The definition of TDS is not without flaws. There is no standard guideline to diagnose TDS. Different researchers may use a different level of serum testosterone to diagnose it. This consequently causes different results from one study to another, even though the studies are almost similar. Therefore, a head to head comparison is sometimes not possible.15 There is also a limited study of TDS with T2DM conducted in Malaysia. As this study was conducted in one primary care clinic in East Malaysia, the results cannot be generalised to the general population in this country.

CONCLUSION

The prevalence of TDS among men with T2DM in this study is low (19.7%) compared to studies in other parts of the world. This might be due to the difference in operational definition in diagnosing TDS used and methodology. Iban ethnicity, older age and waist circumference ≥ 90 cm are the independent risks factors for developing TDS among men with T2DM. Level of serum testosterone may not be an ideal indicator to reflect the severity of TDS.

RECOMMENDATION

Physicians may consider the diagnosis of TDS in older diabetic men with abdominal obesity approach at primary care clinics with clinical features of hypogonadism. Health care providers also might consider lowering their threshold to screen for TDS among Iban men with T2DM. Testosterone may have a role and protective effects in the evolution of metabolic syndrome as it is strongly associated with waist circumference as observed in this study.

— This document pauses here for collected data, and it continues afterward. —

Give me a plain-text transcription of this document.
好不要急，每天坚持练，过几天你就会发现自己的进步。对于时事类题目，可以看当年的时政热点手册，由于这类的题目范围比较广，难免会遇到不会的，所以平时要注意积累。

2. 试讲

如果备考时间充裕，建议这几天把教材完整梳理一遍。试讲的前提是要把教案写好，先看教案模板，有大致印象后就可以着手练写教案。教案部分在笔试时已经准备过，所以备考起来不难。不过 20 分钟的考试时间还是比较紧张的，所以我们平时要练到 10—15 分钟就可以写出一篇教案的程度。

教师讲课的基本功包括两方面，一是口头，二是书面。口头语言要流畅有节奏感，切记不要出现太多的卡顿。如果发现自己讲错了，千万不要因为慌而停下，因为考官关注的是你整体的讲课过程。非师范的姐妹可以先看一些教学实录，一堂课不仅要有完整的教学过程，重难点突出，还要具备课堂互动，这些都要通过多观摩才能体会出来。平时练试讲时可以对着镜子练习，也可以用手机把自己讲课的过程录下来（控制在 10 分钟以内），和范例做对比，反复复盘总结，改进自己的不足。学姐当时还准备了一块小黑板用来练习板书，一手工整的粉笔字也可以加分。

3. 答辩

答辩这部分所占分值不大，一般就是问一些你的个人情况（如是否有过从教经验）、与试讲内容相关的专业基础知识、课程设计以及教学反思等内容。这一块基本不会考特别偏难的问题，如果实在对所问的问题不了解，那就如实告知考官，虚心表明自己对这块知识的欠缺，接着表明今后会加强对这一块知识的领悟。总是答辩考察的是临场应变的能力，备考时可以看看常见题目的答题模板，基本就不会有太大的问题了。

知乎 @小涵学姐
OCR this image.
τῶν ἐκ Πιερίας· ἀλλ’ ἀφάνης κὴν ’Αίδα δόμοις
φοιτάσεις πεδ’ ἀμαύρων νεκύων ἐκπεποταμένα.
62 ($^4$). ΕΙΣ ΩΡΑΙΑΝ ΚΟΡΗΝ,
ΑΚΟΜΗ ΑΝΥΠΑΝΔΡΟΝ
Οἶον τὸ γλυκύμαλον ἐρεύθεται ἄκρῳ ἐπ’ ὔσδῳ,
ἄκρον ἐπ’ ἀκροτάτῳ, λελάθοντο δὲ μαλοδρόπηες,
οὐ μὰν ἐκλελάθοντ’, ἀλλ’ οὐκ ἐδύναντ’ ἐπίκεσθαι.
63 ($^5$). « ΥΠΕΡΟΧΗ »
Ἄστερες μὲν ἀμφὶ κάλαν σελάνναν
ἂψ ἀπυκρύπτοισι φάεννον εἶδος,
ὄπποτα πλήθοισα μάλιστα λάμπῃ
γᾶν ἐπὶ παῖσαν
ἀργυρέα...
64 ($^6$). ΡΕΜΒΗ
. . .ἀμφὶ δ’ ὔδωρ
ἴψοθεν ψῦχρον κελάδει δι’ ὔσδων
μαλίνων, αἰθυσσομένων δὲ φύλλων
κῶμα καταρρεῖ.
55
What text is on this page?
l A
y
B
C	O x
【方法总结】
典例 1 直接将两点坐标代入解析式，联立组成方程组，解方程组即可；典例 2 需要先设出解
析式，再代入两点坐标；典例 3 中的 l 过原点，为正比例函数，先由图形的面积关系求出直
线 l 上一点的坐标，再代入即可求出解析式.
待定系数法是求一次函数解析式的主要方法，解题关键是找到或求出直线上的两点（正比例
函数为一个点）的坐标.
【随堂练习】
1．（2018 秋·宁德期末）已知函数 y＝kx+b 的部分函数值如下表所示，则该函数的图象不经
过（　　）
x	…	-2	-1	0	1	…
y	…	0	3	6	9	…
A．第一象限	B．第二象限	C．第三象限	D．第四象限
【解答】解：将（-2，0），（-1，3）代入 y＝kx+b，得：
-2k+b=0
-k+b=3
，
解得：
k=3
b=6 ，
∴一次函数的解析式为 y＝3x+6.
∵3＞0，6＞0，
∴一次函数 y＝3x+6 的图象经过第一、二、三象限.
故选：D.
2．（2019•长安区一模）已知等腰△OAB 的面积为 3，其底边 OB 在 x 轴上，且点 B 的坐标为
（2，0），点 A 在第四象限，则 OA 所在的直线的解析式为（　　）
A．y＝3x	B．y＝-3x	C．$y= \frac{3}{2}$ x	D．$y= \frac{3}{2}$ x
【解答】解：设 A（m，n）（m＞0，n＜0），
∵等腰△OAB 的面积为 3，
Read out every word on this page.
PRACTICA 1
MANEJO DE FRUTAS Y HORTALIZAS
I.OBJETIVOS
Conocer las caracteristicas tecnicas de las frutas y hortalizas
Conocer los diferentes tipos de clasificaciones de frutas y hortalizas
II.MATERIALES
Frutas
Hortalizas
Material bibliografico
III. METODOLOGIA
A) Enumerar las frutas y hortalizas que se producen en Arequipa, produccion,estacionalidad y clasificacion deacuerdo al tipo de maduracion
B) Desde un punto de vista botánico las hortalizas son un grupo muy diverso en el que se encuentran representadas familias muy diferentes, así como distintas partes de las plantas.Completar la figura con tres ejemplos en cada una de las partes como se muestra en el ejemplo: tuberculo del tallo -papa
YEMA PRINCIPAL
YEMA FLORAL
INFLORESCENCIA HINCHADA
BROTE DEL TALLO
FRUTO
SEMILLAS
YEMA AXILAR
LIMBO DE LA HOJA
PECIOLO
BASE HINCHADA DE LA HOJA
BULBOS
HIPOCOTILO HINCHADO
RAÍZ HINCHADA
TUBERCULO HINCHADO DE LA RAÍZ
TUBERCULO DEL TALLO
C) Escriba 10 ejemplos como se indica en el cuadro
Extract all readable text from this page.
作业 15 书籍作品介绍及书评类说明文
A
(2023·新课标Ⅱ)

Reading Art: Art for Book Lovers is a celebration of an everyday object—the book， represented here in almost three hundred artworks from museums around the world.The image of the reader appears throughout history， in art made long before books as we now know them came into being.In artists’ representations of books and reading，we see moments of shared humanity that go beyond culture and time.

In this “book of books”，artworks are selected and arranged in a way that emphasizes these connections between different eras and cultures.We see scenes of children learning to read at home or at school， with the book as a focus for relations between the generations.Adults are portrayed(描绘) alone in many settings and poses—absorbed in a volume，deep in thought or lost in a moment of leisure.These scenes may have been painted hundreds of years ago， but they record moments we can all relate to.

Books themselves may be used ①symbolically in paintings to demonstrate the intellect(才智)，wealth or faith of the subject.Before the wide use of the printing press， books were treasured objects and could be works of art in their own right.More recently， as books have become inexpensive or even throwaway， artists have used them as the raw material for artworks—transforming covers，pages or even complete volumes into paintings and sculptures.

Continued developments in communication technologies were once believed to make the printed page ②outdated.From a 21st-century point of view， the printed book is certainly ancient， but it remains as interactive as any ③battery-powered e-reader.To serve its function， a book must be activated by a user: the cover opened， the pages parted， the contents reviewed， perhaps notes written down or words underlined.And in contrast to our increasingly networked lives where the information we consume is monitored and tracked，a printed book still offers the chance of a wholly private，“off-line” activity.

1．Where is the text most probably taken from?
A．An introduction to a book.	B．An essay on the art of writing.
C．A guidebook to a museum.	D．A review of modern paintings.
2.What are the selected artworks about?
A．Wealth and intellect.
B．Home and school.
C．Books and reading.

It is well known that high waist circumference is one of the components of metabolic syndrome. This finding sounds promising, but further study and clinical trials are required to prove this postulation. A multi-centred study with random sampling might be a feasible alternative in future to improve the representation of respondents and allow generalisation of the findings. Other areas can be explored in the future, such as determining the association between TDS and diabetic control among the multi-ethnic population of Malaysia.

ACKNOWLEDGMENTS

The authors would like to express appreciation to Universiti Kebangsaan Malaysia Medical Centre and the Director-General of Health, Ministry of Health Malaysia for supporting this study.

CONFLICT OF INTEREST

This research did not receive any specific grant from funding agencies in the public, commercial, or not-for-profit sectors.